Fu M, Zhang J
Department of Pediatric Surgery, Beijing Children's Hospital, Capital University of Medical Sciences, Beijing, China.
J Pediatr Surg. 1997 Jan;32(1):7-11. doi: 10.1016/s0022-3468(97)90080-4.
In sacral anoplasty, it is frequently found that an outer layer of the rectal wall, which resembles the structure of the taenia bands of the colon, limits the elasticity of the rectum making it different from the small intestine, hence preventing the rectal stump from being advanced to reach the perineum. Results of autopsy studies on 40 human babies and 40 dogs showed that a special collagenous fibrous layer called adventitia rectalis was found to limit the free expansion of the rectal wall. This was responsible for keeping the rectum a straight tubular shape with a fixed volume. This tissue plays an important role in bowel movement by defining a threshold of intrarectal pressure in the bowel reflex of defecation and by transmitting the expulsive force from the abdomen above down to the anal opening.
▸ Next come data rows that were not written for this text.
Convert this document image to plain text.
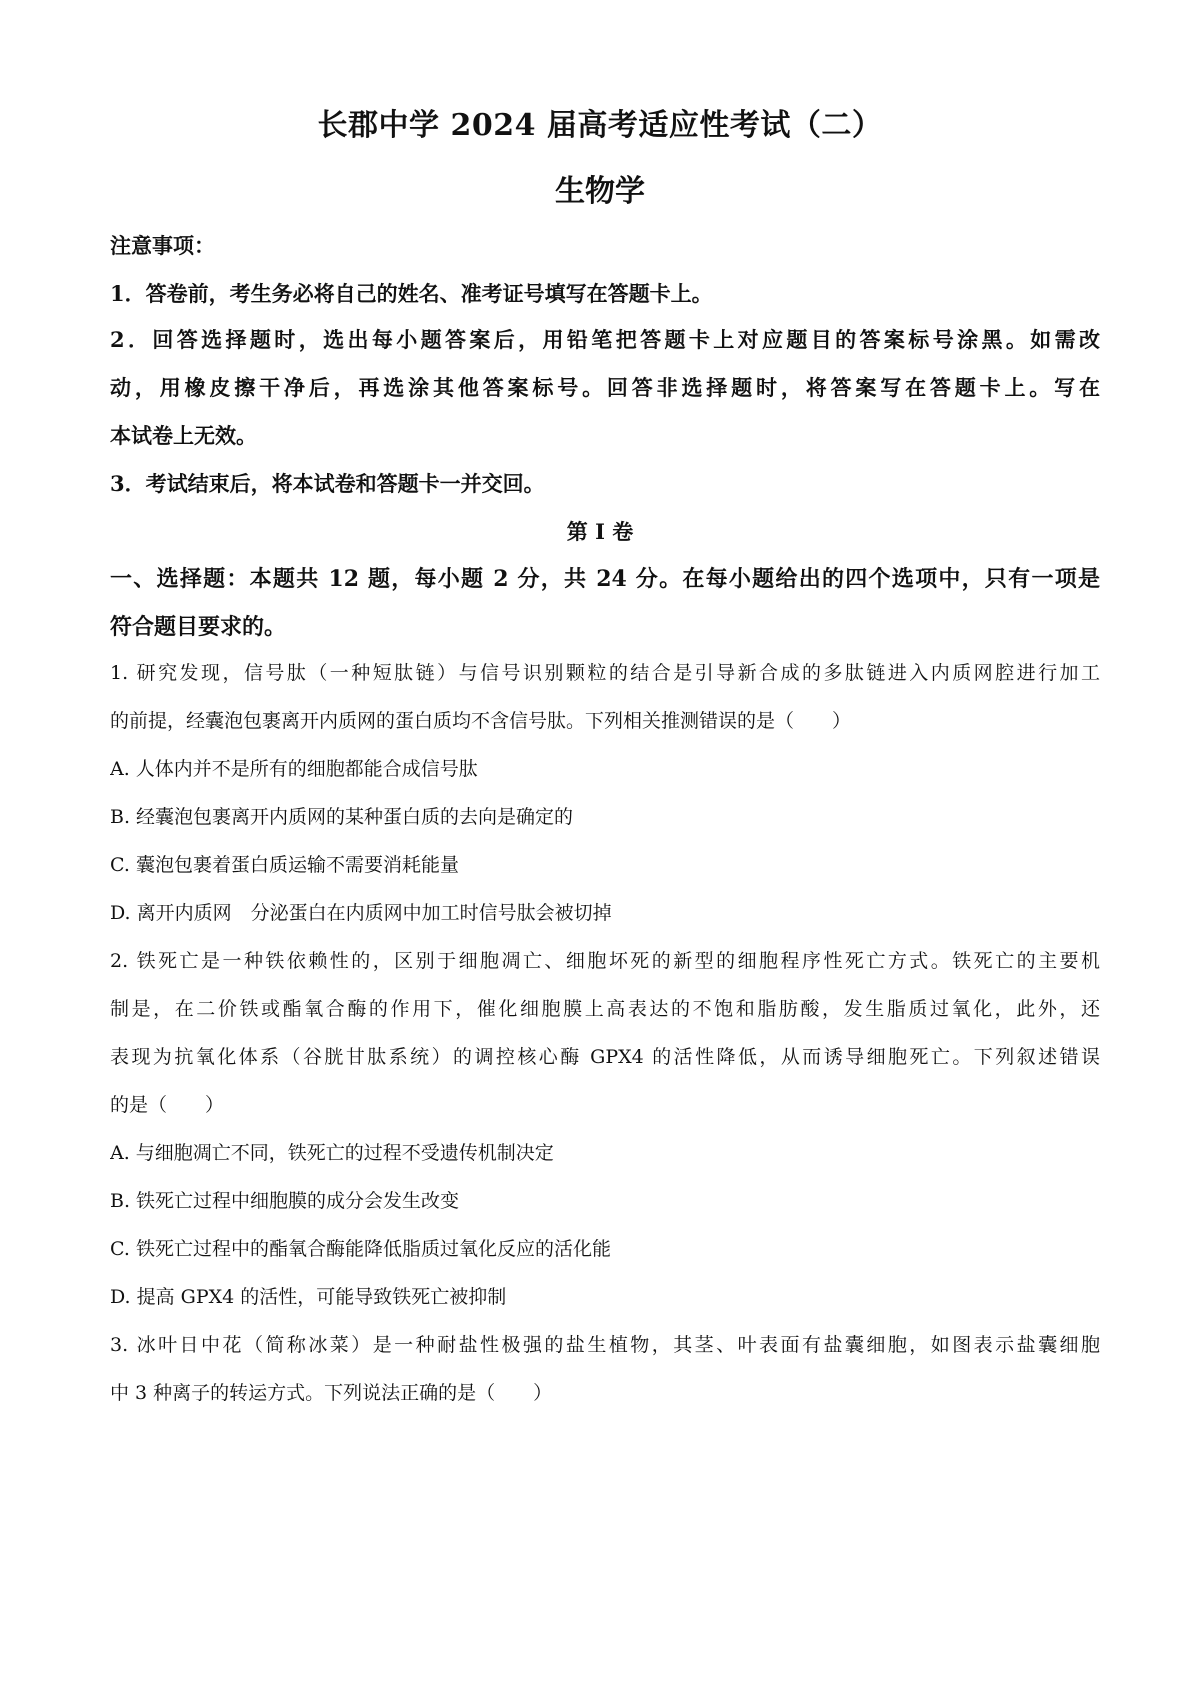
长郡中学 2024 届高考适应性考试（二）
生物学
注意事项：
1．答卷前，考生务必将自己的姓名、准考证号填写在答题卡上。
2．回答选择题时，选出每小题答案后，用铅笔把答题卡上对应题目的答案标号涂黑。如需改
动，用橡皮擦干净后，再选涂其他答案标号。回答非选择题时，将答案写在答题卡上。写在
本试卷上无效。
3．考试结束后，将本试卷和答题卡一并交回。
第 I 卷
一、选择题：本题共 12 题，每小题 2 分，共 24 分。在每小题给出的四个选项中，只有一项是
符合题目要求的。
1. 研究发现，信号肽（一种短肽链）与信号识别颗粒的结合是引导新合成的多肽链进入内质网腔进行加工
的前提，经囊泡包裹离开内质网的蛋白质均不含信号肽。下列相关推测错误的是（　　）
A. 人体内并不是所有的细胞都能合成信号肽
B. 经囊泡包裹离开内质网的某种蛋白质的去向是确定的
C. 囊泡包裹着蛋白质运输不需要消耗能量
D. 离开内质网　分泌蛋白在内质网中加工时信号肽会被切掉
2. 铁死亡是一种铁依赖性的，区别于细胞凋亡、细胞坏死的新型的细胞程序性死亡方式。铁死亡的主要机
制是，在二价铁或酯氧合酶的作用下，催化细胞膜上高表达的不饱和脂肪酸，发生脂质过氧化，此外，还
表现为抗氧化体系（谷胱甘肽系统）的调控核心酶 GPX4 的活性降低，从而诱导细胞死亡。下列叙述错误
的是（　　）
A. 与细胞凋亡不同，铁死亡的过程不受遗传机制决定
B. 铁死亡过程中细胞膜的成分会发生改变
C. 铁死亡过程中的酯氧合酶能降低脂质过氧化反应的活化能
D. 提高 GPX4 的活性，可能导致铁死亡被抑制
3. 冰叶日中花（简称冰菜）是一种耐盐性极强的盐生植物，其茎、叶表面有盐囊细胞，如图表示盐囊细胞
中 3 种离子的转运方式。下列说法正确的是（　　）
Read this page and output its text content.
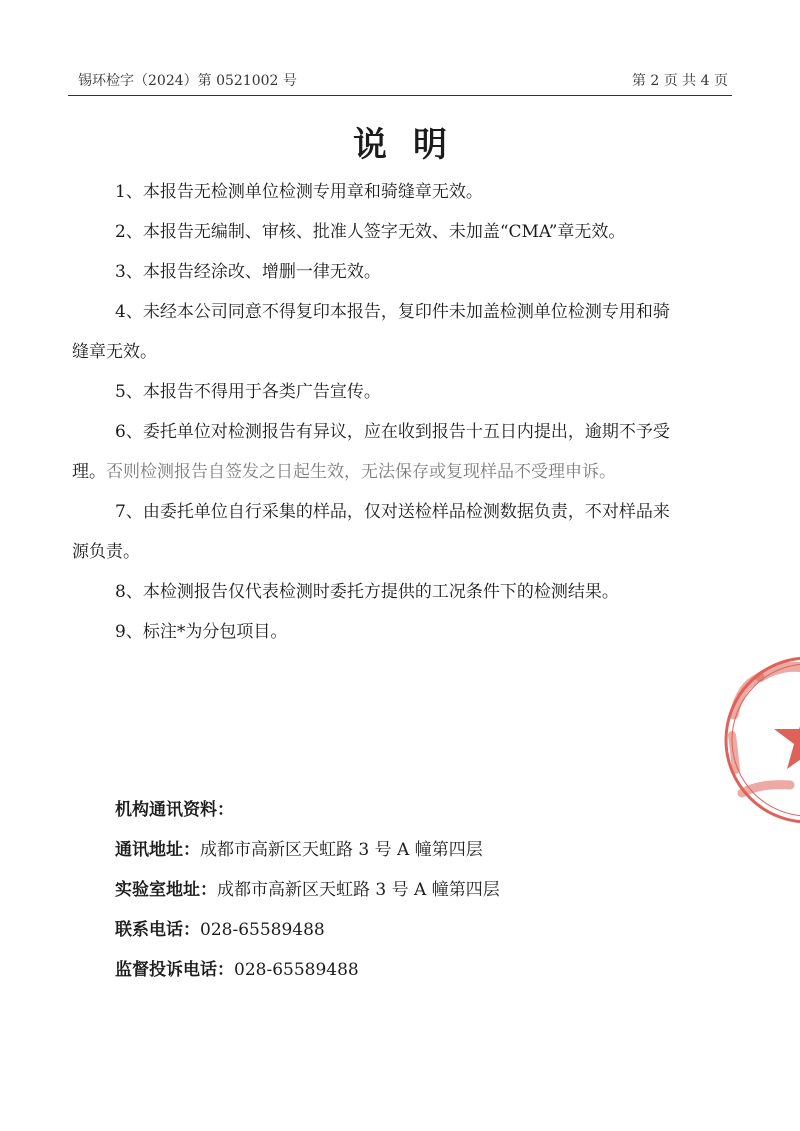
锡环检字（2024）第 0521002 号	第 2 页 共 4 页
说明

1、本报告无检测单位检测专用章和骑缝章无效。

2、本报告无编制、审核、批准人签字无效、未加盖“CMA”章无效。

3、本报告经涂改、增删一律无效。

4、未经本公司同意不得复印本报告，复印件未加盖检测单位检测专用和骑
缝章无效。

5、本报告不得用于各类广告宣传。

6、委托单位对检测报告有异议，应在收到报告十五日内提出，逾期不予受
理。否则检测报告自签发之日起生效，无法保存或复现样品不受理申诉。

7、由委托单位自行采集的样品，仅对送检样品检测数据负责，不对样品来
源负责。

8、本检测报告仅代表检测时委托方提供的工况条件下的检测结果。

9、标注*为分包项目。

机构通讯资料：

通讯地址：成都市高新区天虹路 3 号 A 幢第四层

实验室地址：成都市高新区天虹路 3 号 A 幢第四层

联系电话：028-65589488

监督投诉电话：028-65589488
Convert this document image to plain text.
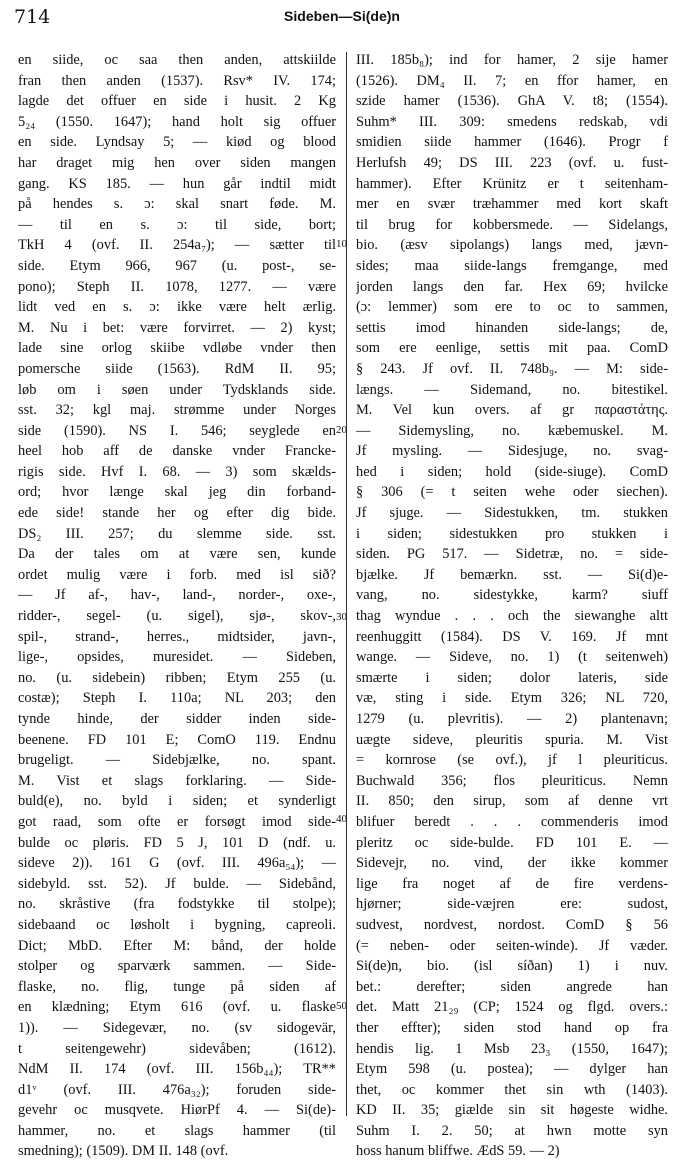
714	Sideben—Si(de)n
en siide, oc saa then anden, attskiilde
fran then anden (1537). Rsv* IV. 174;
lagde det offuer en side i husit. 2 Kg
5₂₄ (1550. 1647); hand holt sig offuer
en side. Lyndsay 5; — kiød og blood
har draget mig hen over siden mangen
gang. KS 185. — hun går indtil midt
på hendes s. ɔ: skal snart føde. M.
— til en s. ɔ: til side, bort;
TkH 4 (ovf. II. 254a₇); — sætter til
side. Etym 966, 967 (u. post-, se-
pono); Steph II. 1078, 1277. — være
lidt ved en s. ɔ: ikke være helt ærlig.
M. Nu i bet: være forvirret. — 2) kyst;
lade sine orlog skiibe vdløbe vnder then
pomersche siide (1563). RdM II. 95;
løb om i søen under Tydsklands side.
sst. 32; kgl maj. strømme under Norges
side (1590). NS I. 546; seyglede en
heel hob aff de danske vnder Francke-
rigis side. Hvf I. 68. — 3) som skælds-
ord; hvor længe skal jeg din forband-
ede side! stande her og efter dig bide.
DS₂ III. 257; du slemme side. sst.
Da der tales om at være sen, kunde
ordet mulig være i forb. med isl sið?
— Jf af-, hav-, land-, norder-, oxe-,
ridder-, segel- (u. sigel), sjø-, skov-,
spil-, strand-, herres., midtsider, javn-,
lige-, opsides, muresidet. — Sideben,
no. (u. sidebein) ribben; Etym 255 (u.
costæ); Steph I. 110a; NL 203; den
tynde hinde, der sidder inden side-
beenene. FD 101 E; ComO 119. Endnu
brugeligt. — Sidebjælke, no. spant.
M. Vist et slags forklaring. — Side-
buld(e), no. byld i siden; et synderligt
got raad, som ofte er forsøgt imod side-
bulde oc pløris. FD 5 J, 101 D (ndf. u.
sideve 2)). 161 G (ovf. III. 496a₅₄); —
sidebyld. sst. 52). Jf bulde. — Sidebånd,
no. skråstive (fra fodstykke til stolpe);
sidebaand oc løsholt i bygning, capreoli.
Dict; MbD. Efter M: bånd, der holde
stolper og sparværk sammen. — Side-
flaske, no. flig, tunge på siden af
en klædning; Etym 616 (ovf. u. flaske
1)). — Sidegevær, no. (sv sidogevär,
t seitengewehr) sidevåben; (1612).
NdM II. 174 (ovf. III. 156b₄₄); TR**
d1ᵛ (ovf. III. 476a₃₂); foruden side-
gevehr oc musqvete. HiørPf 4. — Si(de)-
hammer, no. et slags hammer (til
smedning); (1509). DM II. 148 (ovf.
III. 185b₈); ind for hamer, 2 sije hamer
(1526). DM₄ II. 7; en ffor hamer, en
szide hamer (1536). GhA V. t8; (1554).
Suhm* III. 309: smedens redskab, vdi
smidien siide hammer (1646). Progr f
Herlufsh 49; DS III. 223 (ovf. u. fust-
hammer). Efter Krünitz er t seitenham-
mer en svær træhammer med kort skaft
til brug for kobbersmede. — Sidelangs,
bio. (æsv sipolangs) langs med, jævn-
sides; maa siide-langs fremgange, med
jorden langs den far. Hex 69; hvilcke
(ɔ: lemmer) som ere to oc to sammen,
settis imod hinanden side-langs; de,
som ere eenlige, settis mit paa. ComD
§ 243. Jf ovf. II. 748b₉. — M: side-
længs. — Sidemand, no. bitestikel.
M. Vel kun overs. af gr παραστάτης.
— Sidemysling, no. kæbemuskel. M.
Jf mysling. — Sidesjuge, no. svag-
hed i siden; hold (side-siuge). ComD
§ 306 (= t seiten wehe oder siechen).
Jf sjuge. — Sidestukken, tm. stukken
i siden; sidestukken pro stukken i
siden. PG 517. — Sidetræ, no. = side-
bjælke. Jf bemærkn. sst. — Si(d)e-
vang, no. sidestykke, karm? siuff
thag wyndue . . . och the siewanghe altt
reenhuggitt (1584). DS V. 169. Jf mnt
wange. — Sideve, no. 1) (t seitenweh)
smærte i siden; dolor lateris, side
væ, sting i side. Etym 326; NL 720,
1279 (u. plevritis). — 2) plantenavn;
uægte sideve, pleuritis spuria. M. Vist
= kornrose (se ovf.), jf l pleuriticus.
Buchwald 356; flos pleuriticus. Nemn
II. 850; den sirup, som af denne vrt
blifuer beredt . . . commenderis imod
pleritz oc side-bulde. FD 101 E. —
Sidevejr, no. vind, der ikke kommer
lige fra noget af de fire verdens-
hjørner; side-væjren ere: sudost,
sudvest, nordvest, nordost. ComD § 56
(= neben- oder seiten-winde). Jf væder.
Si(de)n, bio. (isl síðan) 1) i nuv.
bet.: derefter; siden angrede han
det. Matt 21₂₉ (CP; 1524 og flgd. overs.:
ther effter); siden stod hand op fra
hendis lig. 1 Msb 23₃ (1550, 1647);
Etym 598 (u. postea); — dylger han
thet, oc kommer thet sin wth (1403).
KD II. 35; giælde sin sit høgeste widhe.
Suhm I. 2. 50; at hwn motte syn
hoss hanum bliffwe. ÆdS 59. — 2)
10
20
30
40
50
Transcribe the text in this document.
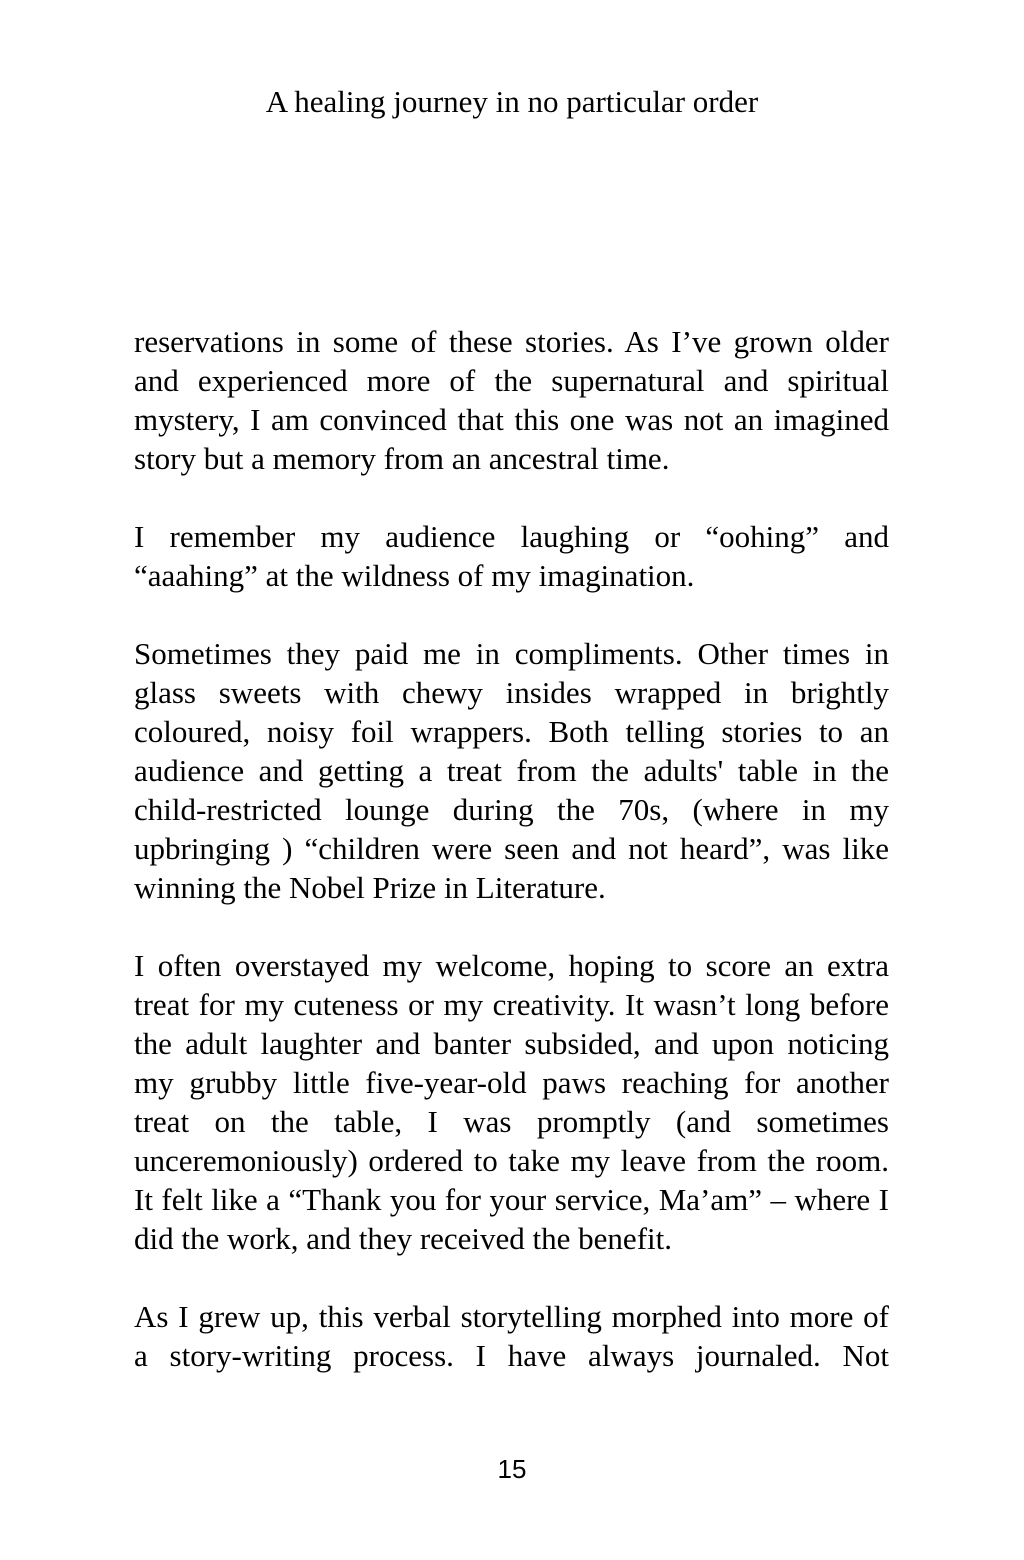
A healing journey in no particular order

reservations in some of these stories. As I’ve grown older and experienced more of the supernatural and spiritual mystery, I am convinced that this one was not an imagined story but a memory from an ancestral time.

I remember my audience laughing or “oohing” and “aaahing” at the wildness of my imagination.

Sometimes they paid me in compliments. Other times in glass sweets with chewy insides wrapped in brightly coloured, noisy foil wrappers. Both telling stories to an audience and getting a treat from the adults' table in the child-restricted lounge during the 70s, (where in my upbringing ) “children were seen and not heard”, was like winning the Nobel Prize in Literature.

I often overstayed my welcome, hoping to score an extra treat for my cuteness or my creativity. It wasn’t long before the adult laughter and banter subsided, and upon noticing my grubby little five-year-old paws reaching for another treat on the table, I was promptly (and sometimes unceremoniously) ordered to take my leave from the room. It felt like a “Thank you for your service, Ma’am” – where I did the work, and they received the benefit.

As I grew up, this verbal storytelling morphed into more of a story-writing process. I have always journaled. Not

15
This discovery may explain why (1) in Hirschsprung's disease, the preservation of the rectal wall in Soave's or Rehbein's procedure or partial preservation in Duhamel's operation will preserve better bowel function; (2) in atresia ani, rectal tapering results in better bowel control than rectal pouch amputation; and (3) in sacral anoplasty, multiple releasing incisions of adventitia rectalis at different levels will lengthen the rectal stump to about double its original length to reach the perineal incision, and the divided fibers will soon regenerate.